Nigerian small and medium enterprises (SMEs) are hampered by smuggling and high import tariff, both of which are preventing many of them from reaching their full potential.
According to a report by The Economist on Nigerian SMEs, smuggling ranks among the biggest problems facing SMEs in Nigeria.
Quoting the World Bank, The Economist says estimates of textiles smuggled into Nigeria through Benin Republic are worth $2.2 billion a year, compared with the local Nigerian production of $40 million annually.
“Installing more effective checks to kick out illegal imports would provide a major boom to local industries,” The Economist says in a report entitled, ‘Enabling a more productive Nigeria: Powering SMEs.’

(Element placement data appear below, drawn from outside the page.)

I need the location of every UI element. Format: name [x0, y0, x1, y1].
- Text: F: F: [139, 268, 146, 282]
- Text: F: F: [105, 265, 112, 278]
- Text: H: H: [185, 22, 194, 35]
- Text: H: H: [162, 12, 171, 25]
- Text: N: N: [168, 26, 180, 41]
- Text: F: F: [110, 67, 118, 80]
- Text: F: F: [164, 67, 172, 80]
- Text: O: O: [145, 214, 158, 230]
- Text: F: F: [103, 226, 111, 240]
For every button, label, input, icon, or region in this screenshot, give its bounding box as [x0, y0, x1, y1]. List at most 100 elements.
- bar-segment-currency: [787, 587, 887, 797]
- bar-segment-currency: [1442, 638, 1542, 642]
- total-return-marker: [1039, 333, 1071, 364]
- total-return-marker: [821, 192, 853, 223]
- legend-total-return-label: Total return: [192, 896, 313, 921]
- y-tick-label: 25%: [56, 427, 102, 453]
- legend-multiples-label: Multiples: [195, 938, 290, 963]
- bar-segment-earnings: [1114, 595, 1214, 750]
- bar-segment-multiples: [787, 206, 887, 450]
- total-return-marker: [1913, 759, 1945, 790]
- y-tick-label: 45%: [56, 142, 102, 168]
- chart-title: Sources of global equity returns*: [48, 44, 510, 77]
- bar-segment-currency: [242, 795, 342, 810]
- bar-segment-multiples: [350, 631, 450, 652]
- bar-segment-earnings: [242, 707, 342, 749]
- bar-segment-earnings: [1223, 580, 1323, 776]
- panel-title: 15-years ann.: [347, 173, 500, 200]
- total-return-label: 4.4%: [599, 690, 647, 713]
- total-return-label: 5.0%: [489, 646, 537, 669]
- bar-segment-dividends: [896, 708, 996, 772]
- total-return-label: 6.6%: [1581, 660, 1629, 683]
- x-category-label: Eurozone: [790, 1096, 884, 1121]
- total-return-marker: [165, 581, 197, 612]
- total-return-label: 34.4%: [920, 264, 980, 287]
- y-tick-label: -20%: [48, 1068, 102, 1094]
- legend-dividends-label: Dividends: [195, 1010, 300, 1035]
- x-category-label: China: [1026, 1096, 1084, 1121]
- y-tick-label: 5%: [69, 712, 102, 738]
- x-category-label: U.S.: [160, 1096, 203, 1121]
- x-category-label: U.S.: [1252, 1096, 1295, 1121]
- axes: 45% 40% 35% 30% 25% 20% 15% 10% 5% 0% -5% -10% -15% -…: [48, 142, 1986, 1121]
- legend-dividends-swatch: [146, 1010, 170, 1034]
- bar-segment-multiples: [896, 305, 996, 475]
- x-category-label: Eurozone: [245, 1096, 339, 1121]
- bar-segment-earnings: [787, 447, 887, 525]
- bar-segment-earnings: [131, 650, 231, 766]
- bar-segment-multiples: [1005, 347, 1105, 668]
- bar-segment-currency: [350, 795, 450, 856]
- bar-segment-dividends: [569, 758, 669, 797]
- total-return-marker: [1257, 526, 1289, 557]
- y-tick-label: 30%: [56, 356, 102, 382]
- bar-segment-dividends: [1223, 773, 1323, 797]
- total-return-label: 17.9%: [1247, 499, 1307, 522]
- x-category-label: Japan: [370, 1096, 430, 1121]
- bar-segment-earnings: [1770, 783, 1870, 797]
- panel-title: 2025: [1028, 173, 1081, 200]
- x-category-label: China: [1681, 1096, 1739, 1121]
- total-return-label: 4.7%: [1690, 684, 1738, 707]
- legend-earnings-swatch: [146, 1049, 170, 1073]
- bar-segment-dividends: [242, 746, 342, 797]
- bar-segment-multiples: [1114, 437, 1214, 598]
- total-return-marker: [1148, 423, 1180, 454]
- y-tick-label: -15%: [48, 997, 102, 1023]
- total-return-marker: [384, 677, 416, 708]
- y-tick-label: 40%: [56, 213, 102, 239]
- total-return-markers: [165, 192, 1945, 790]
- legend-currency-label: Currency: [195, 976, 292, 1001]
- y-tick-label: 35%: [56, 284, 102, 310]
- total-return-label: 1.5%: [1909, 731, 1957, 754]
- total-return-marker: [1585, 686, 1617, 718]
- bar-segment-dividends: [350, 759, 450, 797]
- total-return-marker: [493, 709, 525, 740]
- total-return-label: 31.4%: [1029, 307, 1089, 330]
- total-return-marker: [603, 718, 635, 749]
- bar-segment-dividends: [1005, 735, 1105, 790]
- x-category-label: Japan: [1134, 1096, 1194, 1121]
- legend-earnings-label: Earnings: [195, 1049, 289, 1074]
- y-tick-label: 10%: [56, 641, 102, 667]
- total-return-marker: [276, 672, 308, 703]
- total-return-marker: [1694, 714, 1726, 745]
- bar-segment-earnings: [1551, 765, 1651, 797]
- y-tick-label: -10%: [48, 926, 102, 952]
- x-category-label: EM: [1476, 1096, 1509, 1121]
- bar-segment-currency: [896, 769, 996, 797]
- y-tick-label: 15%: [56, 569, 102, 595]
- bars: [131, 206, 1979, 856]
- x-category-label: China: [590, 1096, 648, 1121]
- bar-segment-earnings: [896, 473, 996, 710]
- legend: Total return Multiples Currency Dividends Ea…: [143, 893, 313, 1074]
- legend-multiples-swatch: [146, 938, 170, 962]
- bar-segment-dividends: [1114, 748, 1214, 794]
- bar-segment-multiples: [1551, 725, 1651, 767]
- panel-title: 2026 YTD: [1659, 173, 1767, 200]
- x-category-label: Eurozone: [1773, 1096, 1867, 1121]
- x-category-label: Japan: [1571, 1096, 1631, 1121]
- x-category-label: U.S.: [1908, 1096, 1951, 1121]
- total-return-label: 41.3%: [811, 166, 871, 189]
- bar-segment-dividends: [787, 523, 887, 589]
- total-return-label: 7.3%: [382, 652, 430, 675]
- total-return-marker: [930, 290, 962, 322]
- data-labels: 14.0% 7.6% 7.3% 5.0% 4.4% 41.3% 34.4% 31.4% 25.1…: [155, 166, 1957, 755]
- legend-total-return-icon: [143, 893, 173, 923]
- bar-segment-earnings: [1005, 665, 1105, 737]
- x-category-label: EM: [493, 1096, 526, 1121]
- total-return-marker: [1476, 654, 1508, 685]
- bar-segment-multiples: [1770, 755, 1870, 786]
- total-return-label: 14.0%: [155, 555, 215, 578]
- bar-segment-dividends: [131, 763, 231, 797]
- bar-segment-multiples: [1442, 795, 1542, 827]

The report says import of these comprise 85 percent of the market, despite the fact that importing such textiles is illegal. “Dilapidated textile factories in the country’s northern city of Kaduna are what remain of Nigeria’s most important manufacturing industry, heyday employed 350,000 people,” the report say.
It states that bigger threats are illegally imported Chinese made fabrics imitating Nigeria’s signature prints, which some custom officials are turning a blind eye to.
The report notes that if SMEs policymakers wish to nurture their home-grown industries by protecting them from import competition, a far better option would be to crack down on illegal smuggling and pirating of goods from abroad.
Similarly, the report states that a 62.5 percent tariff was levied on imported books intending to protect local printing companies between 2013 and 2014. This threatened to destroy flourishing publishing businesses that have been forced to import books due to the low quality of domestically produced ones.
The Economist quotes the founder of publishing house Cassava Republic, Bibi Bakare Yusuf, who said that her firm had to dispose of 20,000 books printed in Nigeria because of their poor quality.
According to Bakare Yusuf, “pirated books from India and China are entering Nigeria through a vast distribution network.”